Trzy pytania do Bożeny Ćwiertniak, właścicielki restauracji Kresowiana
- Jak długo istnieje lokal specjalizujący się w potrawach bliskich wielu gorzowianom?
- Lokal obchodzi w tym roku okrągłą rocznicę dziesięciolecia. Oferujemy specjały kuchni nie tylko kresowej, ale z całego niemal Wschodu. Dużym powodzeniem cieszą się manty pochodzące z Kazachstanu i syberyjskie pielmeni. W tych stronach przecież wielu Polaków spędziło długie lata. Oczywiście cepeliny i inne specjały z Wileńszczyzny i kresów południowo wschodnich dawnej Rzeczpospolitej. Robiliśmy kiszkę ziemniaczaną, ale było zbyt małe zainteresowanie a tego trzeba robić dosyć dużo na raz. Klienci chwalą pierogi ruskie, które wcale nie są ruskie. Wiele osób znajduje u nas potrawy tradycyjnej kuchni polskiej takie jak np. schabowy.

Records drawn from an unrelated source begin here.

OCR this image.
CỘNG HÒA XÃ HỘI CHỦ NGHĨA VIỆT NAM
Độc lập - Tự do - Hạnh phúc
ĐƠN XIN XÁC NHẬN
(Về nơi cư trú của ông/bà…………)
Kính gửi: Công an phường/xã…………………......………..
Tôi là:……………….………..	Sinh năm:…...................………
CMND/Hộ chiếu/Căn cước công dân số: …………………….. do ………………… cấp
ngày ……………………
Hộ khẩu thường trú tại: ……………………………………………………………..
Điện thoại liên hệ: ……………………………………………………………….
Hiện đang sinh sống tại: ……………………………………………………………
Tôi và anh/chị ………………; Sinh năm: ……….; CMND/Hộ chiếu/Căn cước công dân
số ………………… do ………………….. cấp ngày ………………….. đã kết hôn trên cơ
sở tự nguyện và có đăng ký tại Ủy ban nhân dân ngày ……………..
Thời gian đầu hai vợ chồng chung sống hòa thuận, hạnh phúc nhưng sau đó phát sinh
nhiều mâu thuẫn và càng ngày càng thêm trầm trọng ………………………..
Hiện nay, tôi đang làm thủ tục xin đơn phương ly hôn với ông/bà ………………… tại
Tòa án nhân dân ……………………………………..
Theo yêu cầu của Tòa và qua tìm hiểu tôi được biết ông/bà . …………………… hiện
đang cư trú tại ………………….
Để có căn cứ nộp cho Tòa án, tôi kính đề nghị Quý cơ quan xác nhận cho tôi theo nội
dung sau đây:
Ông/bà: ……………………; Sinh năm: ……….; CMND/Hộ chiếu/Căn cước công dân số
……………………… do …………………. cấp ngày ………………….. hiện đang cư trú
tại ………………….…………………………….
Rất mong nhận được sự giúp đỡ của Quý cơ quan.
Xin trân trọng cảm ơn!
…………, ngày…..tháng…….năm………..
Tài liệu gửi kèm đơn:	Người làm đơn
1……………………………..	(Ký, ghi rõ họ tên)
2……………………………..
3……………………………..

- Jeżeli pierogi ruskie nie mają nic wspólnego z Rosją to może z Rusią?
- Ruskie pierogi to tylko taka nazwa, bo ruskich pierogów nie ma. Nazwę wymyśliliśmy my Polacy. U nas są one niepowtarzalne. Mamy doskonałą kucharkę z doświadczeniem w wielu dobrych restauracjach. Gdy przyjechała do Gorzowa trafiła do nas i sama nauczyła się doskonale przyrządzać potrawy kuchni kresowej. Potrafi zadziwić nimi nawet najbardziej wybrednych klientów, takich którzy pamiętają te smaki z dzieciństwa.
- Klientami są zapewne głównie osoby wywodzące się z Kresów?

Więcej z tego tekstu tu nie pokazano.